AWS Security Incident Response Introduces Metered Pricing

🔒 AWS Security Incident Response introduces a metered pricing model that charges per ingested security finding and includes a free tier for the first 10,000 findings per month. After the free tier, the per-finding rate is $0.000676 with tiered discounts at higher volumes. The consumption-based approach removes upfront commitments and minimum fees, enabling teams to scale response capability as needs evolve. Customers can monitor finding counts via Amazon CloudWatch at no extra cost, and the new pricing automatically applies in supported Regions starting November 21, 2025.
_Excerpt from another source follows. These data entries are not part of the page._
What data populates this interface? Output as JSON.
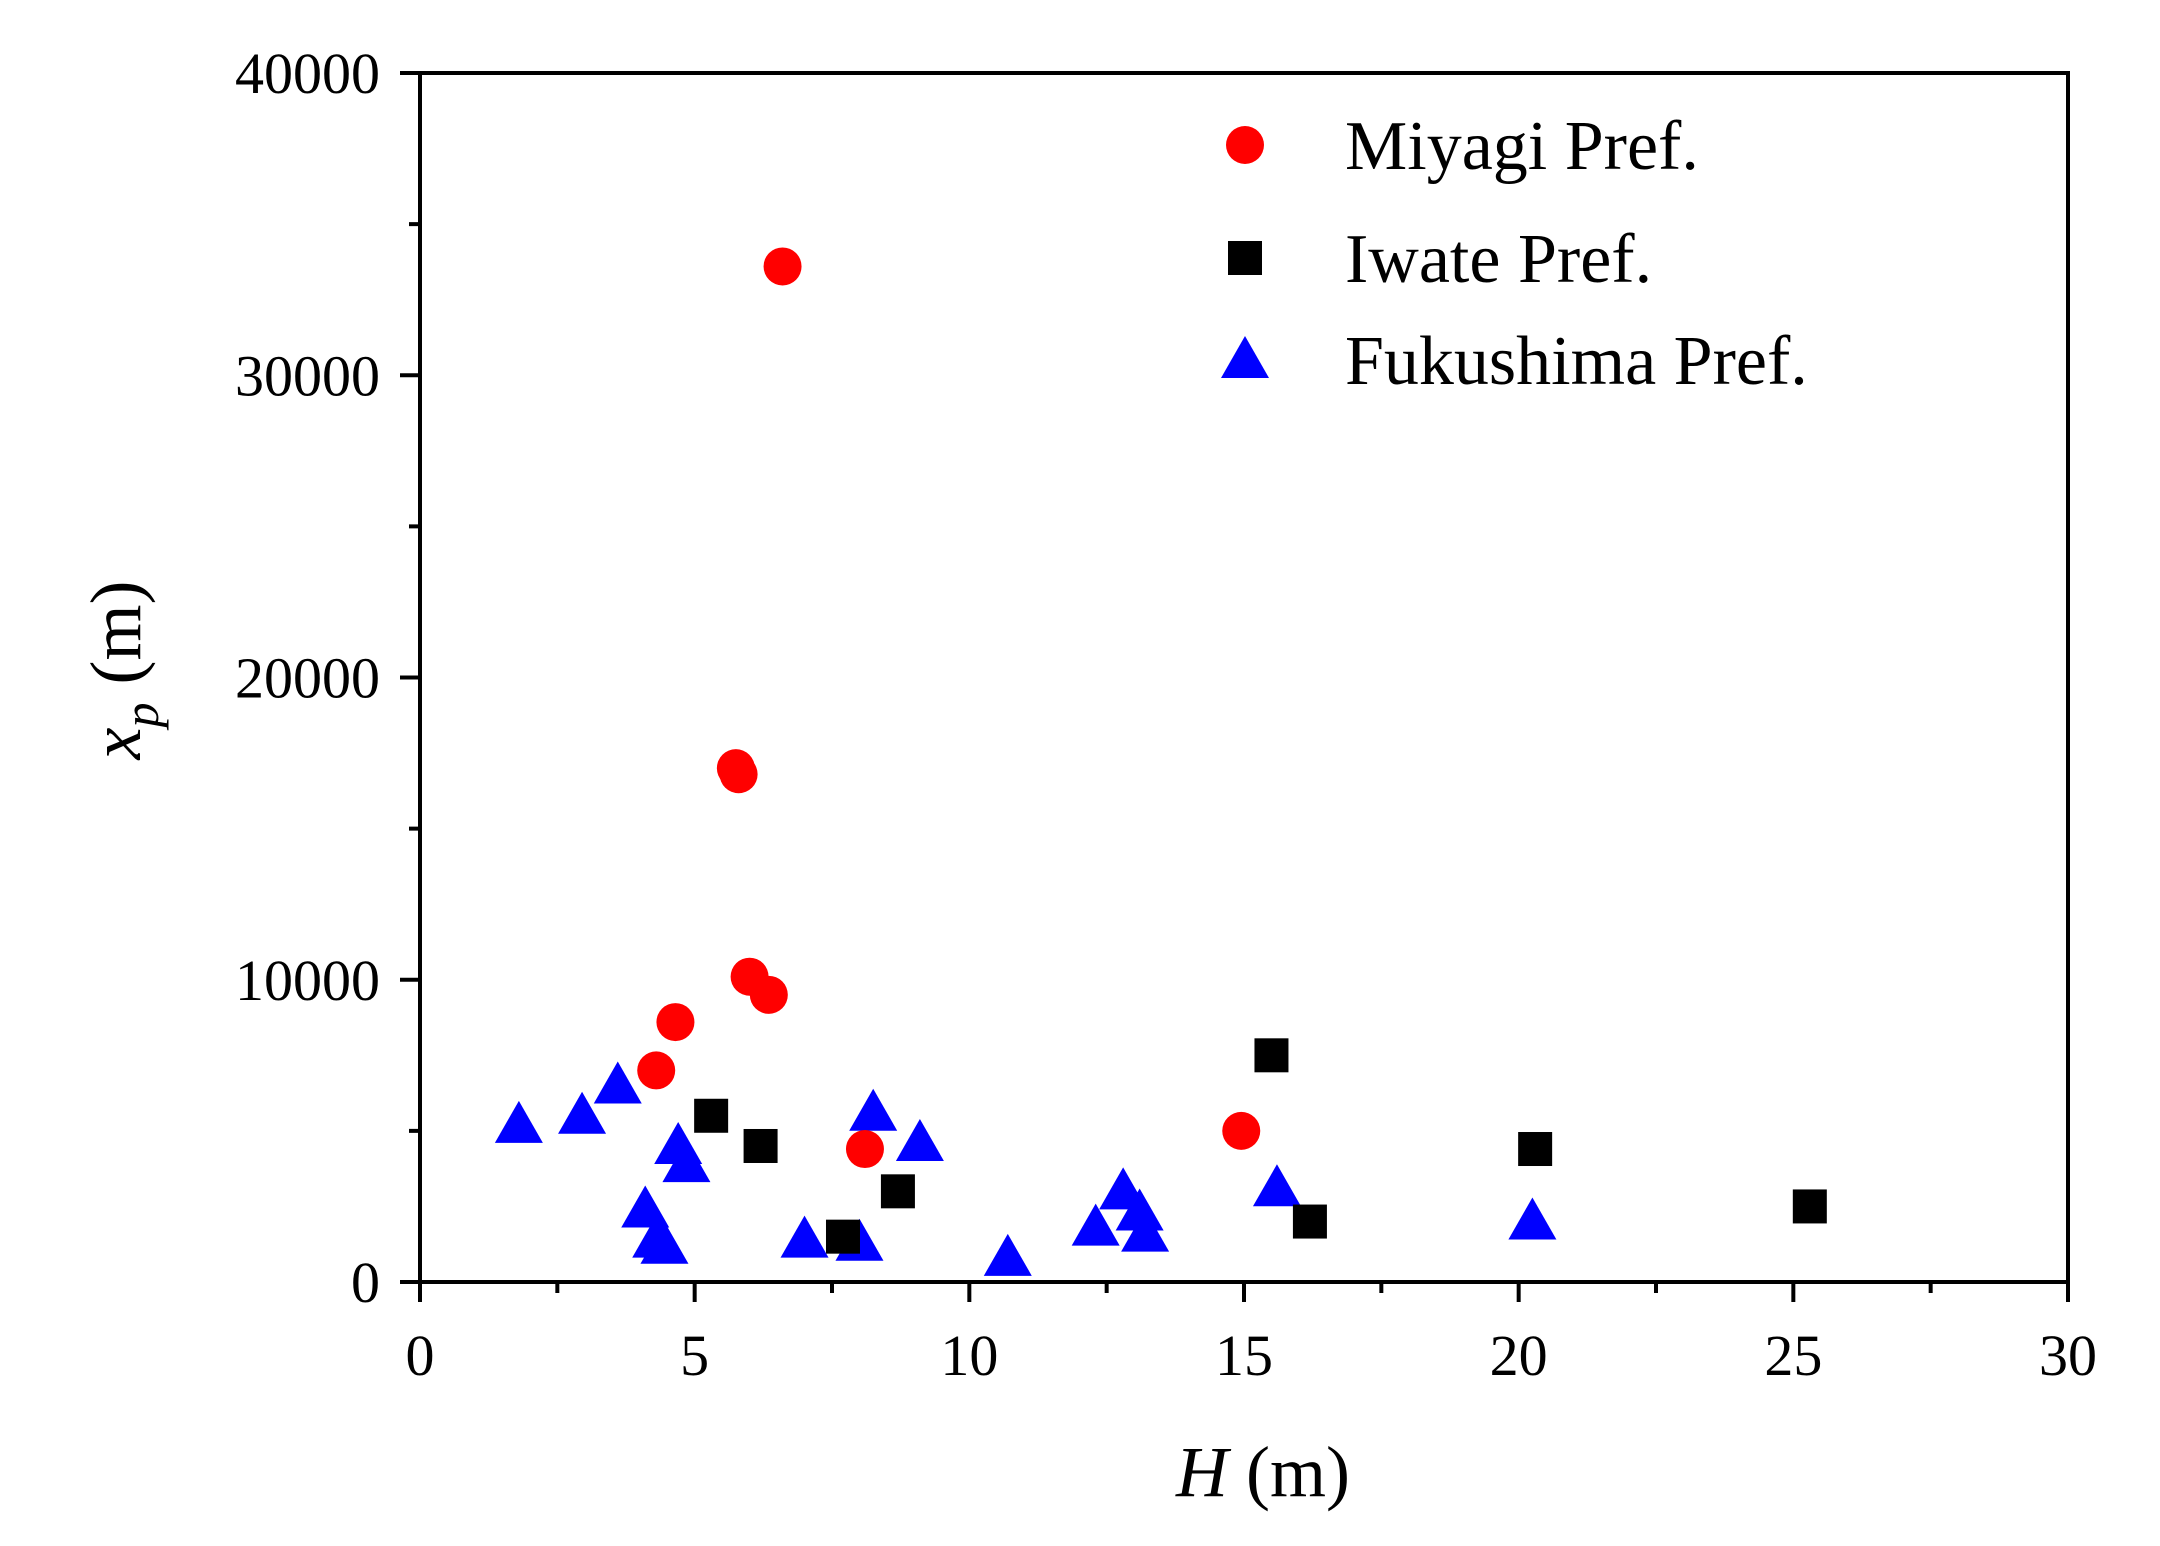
{
  "chart_data": {
    "type": "scatter",
    "title": "",
    "xlabel": {
      "var": "H",
      "unit": " (m)"
    },
    "ylabel": {
      "var": "x",
      "sub": "p",
      "unit": " (m)"
    },
    "xlim": [
      0,
      30
    ],
    "ylim": [
      0,
      40000
    ],
    "xticks": [
      0,
      5,
      10,
      15,
      20,
      25,
      30
    ],
    "yticks": [
      0,
      10000,
      20000,
      30000,
      40000
    ],
    "grid": false,
    "legend_position": "top-right",
    "series": [
      {
        "name": "Miyagi Pref.",
        "marker": "circle",
        "color": "#ff0000",
        "points": [
          [
            6.6,
            33600
          ],
          [
            5.8,
            16800
          ],
          [
            5.75,
            17000
          ],
          [
            6.0,
            10100
          ],
          [
            6.35,
            9500
          ],
          [
            4.65,
            8600
          ],
          [
            4.3,
            7000
          ],
          [
            8.1,
            4400
          ],
          [
            14.95,
            5000
          ]
        ]
      },
      {
        "name": "Iwate Pref.",
        "marker": "square",
        "color": "#000000",
        "points": [
          [
            5.3,
            5500
          ],
          [
            6.2,
            4500
          ],
          [
            7.7,
            1500
          ],
          [
            8.7,
            3000
          ],
          [
            15.5,
            7500
          ],
          [
            16.2,
            2000
          ],
          [
            20.3,
            4400
          ],
          [
            25.3,
            2500
          ]
        ]
      },
      {
        "name": "Fukushima Pref.",
        "marker": "triangle",
        "color": "#0000ff",
        "points": [
          [
            1.8,
            5200
          ],
          [
            2.95,
            5500
          ],
          [
            3.6,
            6500
          ],
          [
            4.7,
            4500
          ],
          [
            4.85,
            3900
          ],
          [
            4.1,
            2400
          ],
          [
            4.3,
            1400
          ],
          [
            4.45,
            1200
          ],
          [
            7.0,
            1400
          ],
          [
            8.0,
            1300
          ],
          [
            8.25,
            5600
          ],
          [
            9.1,
            4600
          ],
          [
            10.7,
            800
          ],
          [
            12.3,
            1800
          ],
          [
            12.8,
            3000
          ],
          [
            13.1,
            2300
          ],
          [
            13.2,
            1600
          ],
          [
            15.6,
            3100
          ],
          [
            20.25,
            2000
          ]
        ]
      }
    ]
  }
}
Oracle Database@AWS Integrates with AWS KMS for TDE

🔐 AWS announced integration between Oracle Database@AWS and AWS Key Management Service (KMS), enabling KMS to encrypt Oracle Transparent Data Encryption (TDE) master keys. The feature is available in all regions where Oracle Database@AWS runs and incurs only standard KMS charges—there is no additional Oracle Database@AWS fee. Customers gain centralized key control, CloudTrail auditing, and automatic key rotation for TDE keys.

ECR Dual-Stack Endpoints Gain AWS PrivateLink Support

🔒 Amazon Elastic Container Registry (ECR) now supports AWS PrivateLink for its dual-stack endpoints. This enables customers to standardize on IPv6 while continuing to accept IPv4 traffic, and to keep API and Docker/OCI request traffic confined to the Amazon network. By routing dual-stack endpoint traffic over PrivateLink, organizations can reduce exposure to the public internet and improve their security posture. The feature is generally available in all AWS commercial and GovCloud (US) regions at no additional cost.